FOR SAMA (2019): This agonizingly intimate account of the Syrian war will make you forget about your first-world problems
Two young boys, hardly the age of ten, both covered in dust, are rushing the lifeless body of another young boy into a makeshift hospital in Aleppo. A missile hit their house. The boy, Mohammed Ameen, was their brother. Their mother arrives, looking for her child. She insists on carrying the body herself; “My darling is dead. He’s dead.” There is no censoring whatsoever in this scene; the blood, the dust, the pain is raw and achingly visible.
Another moment, little children are painting the remnants of a burned school bus, a glimpse of happiness is evident in their faces. A break from war where they are finally allowed to be children. A colourful moment in a dark childhood, until the audience is reminded; “It was bombed… (it was) a cluster bomb,” explains a little girl, whose age should barely allow for the grasp of such vocabulary.
Back in 2012, when she was a economics student, Waad al-Kateab picked up her mobile phone and started documenting Aleppo’s civil unrest and protests against Bashar al-Assad. Little did she know back then that six years later, she would be a wife, a mother, an Emmy award-winning filmmaker and a refugee. What began as innocent documenting via mobile phone videos, eventually composed a feature-length narration of one of the bleakest stories of contemporary history.

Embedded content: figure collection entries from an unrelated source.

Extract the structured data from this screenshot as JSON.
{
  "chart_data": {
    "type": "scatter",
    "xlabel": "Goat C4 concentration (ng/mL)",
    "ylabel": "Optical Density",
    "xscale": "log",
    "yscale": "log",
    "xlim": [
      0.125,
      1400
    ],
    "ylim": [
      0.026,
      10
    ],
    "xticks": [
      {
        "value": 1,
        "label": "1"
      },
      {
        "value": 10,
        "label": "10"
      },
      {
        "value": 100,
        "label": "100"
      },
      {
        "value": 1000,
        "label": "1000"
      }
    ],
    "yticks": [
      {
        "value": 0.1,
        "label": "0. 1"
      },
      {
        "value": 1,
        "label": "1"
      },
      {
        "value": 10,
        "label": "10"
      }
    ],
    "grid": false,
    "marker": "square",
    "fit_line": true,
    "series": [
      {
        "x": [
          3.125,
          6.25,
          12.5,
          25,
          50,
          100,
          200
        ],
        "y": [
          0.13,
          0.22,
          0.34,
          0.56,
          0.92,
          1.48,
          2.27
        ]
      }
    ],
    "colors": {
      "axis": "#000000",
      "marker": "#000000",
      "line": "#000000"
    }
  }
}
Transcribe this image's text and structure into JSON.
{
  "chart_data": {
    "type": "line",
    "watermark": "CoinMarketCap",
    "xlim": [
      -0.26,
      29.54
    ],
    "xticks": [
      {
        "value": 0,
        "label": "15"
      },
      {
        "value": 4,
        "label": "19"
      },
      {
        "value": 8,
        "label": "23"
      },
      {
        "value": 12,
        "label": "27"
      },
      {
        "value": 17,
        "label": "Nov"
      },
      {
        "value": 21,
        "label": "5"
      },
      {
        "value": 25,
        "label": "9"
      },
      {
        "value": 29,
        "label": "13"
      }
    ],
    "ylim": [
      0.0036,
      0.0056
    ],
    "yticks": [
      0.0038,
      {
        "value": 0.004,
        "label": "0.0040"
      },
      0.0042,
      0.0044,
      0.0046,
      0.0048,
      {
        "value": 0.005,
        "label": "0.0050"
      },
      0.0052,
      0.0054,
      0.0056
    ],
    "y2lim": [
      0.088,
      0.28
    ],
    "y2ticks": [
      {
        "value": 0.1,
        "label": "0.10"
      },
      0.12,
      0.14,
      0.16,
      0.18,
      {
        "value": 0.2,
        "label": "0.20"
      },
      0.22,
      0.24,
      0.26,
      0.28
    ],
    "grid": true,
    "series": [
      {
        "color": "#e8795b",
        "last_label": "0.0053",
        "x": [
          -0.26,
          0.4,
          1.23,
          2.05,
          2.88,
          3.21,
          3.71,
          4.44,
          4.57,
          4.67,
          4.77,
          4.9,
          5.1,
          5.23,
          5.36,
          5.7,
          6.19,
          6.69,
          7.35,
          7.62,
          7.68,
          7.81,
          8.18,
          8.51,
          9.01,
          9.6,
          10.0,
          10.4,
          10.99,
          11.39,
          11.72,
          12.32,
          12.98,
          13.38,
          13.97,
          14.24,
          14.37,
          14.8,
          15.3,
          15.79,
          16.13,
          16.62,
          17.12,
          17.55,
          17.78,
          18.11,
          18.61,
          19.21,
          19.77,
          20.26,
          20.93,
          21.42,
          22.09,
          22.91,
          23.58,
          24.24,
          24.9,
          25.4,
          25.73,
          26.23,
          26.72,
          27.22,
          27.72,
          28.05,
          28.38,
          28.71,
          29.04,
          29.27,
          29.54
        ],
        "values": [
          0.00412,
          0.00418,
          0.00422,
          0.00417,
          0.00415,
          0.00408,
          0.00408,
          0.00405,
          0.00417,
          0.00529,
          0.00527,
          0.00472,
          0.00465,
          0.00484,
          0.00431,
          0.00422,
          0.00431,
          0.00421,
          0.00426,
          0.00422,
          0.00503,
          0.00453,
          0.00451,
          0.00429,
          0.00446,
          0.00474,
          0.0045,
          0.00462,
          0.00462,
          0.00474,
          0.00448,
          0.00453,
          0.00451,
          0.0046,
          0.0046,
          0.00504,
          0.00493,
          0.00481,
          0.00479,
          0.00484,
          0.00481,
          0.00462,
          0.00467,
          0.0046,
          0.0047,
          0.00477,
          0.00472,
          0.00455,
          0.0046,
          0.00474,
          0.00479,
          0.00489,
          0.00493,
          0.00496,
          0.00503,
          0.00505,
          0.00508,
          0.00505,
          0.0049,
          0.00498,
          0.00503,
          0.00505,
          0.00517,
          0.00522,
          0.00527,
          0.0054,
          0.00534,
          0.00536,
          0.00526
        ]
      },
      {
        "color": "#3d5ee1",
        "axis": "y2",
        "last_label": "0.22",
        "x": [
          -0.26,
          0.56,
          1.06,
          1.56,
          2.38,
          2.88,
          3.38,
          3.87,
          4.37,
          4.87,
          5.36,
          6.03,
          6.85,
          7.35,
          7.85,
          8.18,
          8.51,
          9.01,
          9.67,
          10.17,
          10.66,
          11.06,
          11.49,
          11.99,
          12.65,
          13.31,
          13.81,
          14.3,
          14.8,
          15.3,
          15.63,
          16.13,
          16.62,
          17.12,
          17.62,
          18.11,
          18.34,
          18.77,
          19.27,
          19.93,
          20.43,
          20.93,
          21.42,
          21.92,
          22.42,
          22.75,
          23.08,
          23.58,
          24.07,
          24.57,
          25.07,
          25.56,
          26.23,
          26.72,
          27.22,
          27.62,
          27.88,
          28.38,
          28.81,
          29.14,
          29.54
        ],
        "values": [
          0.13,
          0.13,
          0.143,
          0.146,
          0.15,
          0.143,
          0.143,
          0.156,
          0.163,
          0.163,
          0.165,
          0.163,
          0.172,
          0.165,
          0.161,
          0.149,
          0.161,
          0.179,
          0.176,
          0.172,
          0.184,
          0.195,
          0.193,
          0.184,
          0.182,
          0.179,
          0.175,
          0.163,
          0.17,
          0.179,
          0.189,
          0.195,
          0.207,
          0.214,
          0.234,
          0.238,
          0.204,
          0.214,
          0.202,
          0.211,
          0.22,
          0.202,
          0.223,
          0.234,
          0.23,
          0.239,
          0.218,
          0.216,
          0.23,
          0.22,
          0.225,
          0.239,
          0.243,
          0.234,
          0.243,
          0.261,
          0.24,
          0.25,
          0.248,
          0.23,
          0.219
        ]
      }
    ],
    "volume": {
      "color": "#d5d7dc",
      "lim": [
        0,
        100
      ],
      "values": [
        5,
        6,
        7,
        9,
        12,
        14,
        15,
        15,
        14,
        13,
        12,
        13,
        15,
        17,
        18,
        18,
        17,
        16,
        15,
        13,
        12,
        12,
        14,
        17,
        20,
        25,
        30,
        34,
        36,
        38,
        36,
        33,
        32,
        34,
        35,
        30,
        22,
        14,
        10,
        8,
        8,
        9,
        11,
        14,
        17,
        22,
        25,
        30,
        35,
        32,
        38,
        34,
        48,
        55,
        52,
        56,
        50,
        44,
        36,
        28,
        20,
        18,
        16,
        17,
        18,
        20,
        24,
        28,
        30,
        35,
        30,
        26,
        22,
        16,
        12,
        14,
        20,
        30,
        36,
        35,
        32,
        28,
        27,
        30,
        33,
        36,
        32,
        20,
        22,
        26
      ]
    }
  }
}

For Sama is one of the documentaries about the Syrian war that allows the audience to truly immerse themselves into the misery, cost, and quail of war through female eyes. Through the eyes of Waad al-Kateab, the audience experiences Syrian civil war life first-hand: falling in love and becoming a mother while fighting for justice and surviving devastation and terrible loss in times of war.
Social Life continues amidst shell-bombings and airstrikes. Waad makes friends whom she fights with for the freedom of Aleppo, falls in love and marries doctor Hamza al-Kateab, builds a home for their family time and time again, gives birth and raises a daughter. The film serves as a letter and an explanation for Waad’s firstborn daughter, Sama; “I need you to understand why your father and I made the choices we did,” she narrates, “what we were fighting for.”
While the technicality may be lacking at times, the occasional low audio-visual quality of the filming is readily forgiven. In this documentary, the creator is also the victim, who suffers and whose life is tragically transformed due to the events being documented. Put together brilliantly with co-director Edward Watts, this collage of intimate moments is at times so painfully raw and vivid, that tempts one to look away. Nevertheless, the sense of responsibility that comes with knowing that the harrowing images are real life, overpowers the temptation. And that, perhaps, is one of the most important functions of this documentary.
Uncensored accounts such as this one, providing the human element, may just be the antidote to the passivity induced by the nonchalant war-reporting of western media. It is highly unlikely that one’s compassion and understanding of the Syrian conflict or attitude towards Syrian refugees, remains unmoved upon watching For Sama.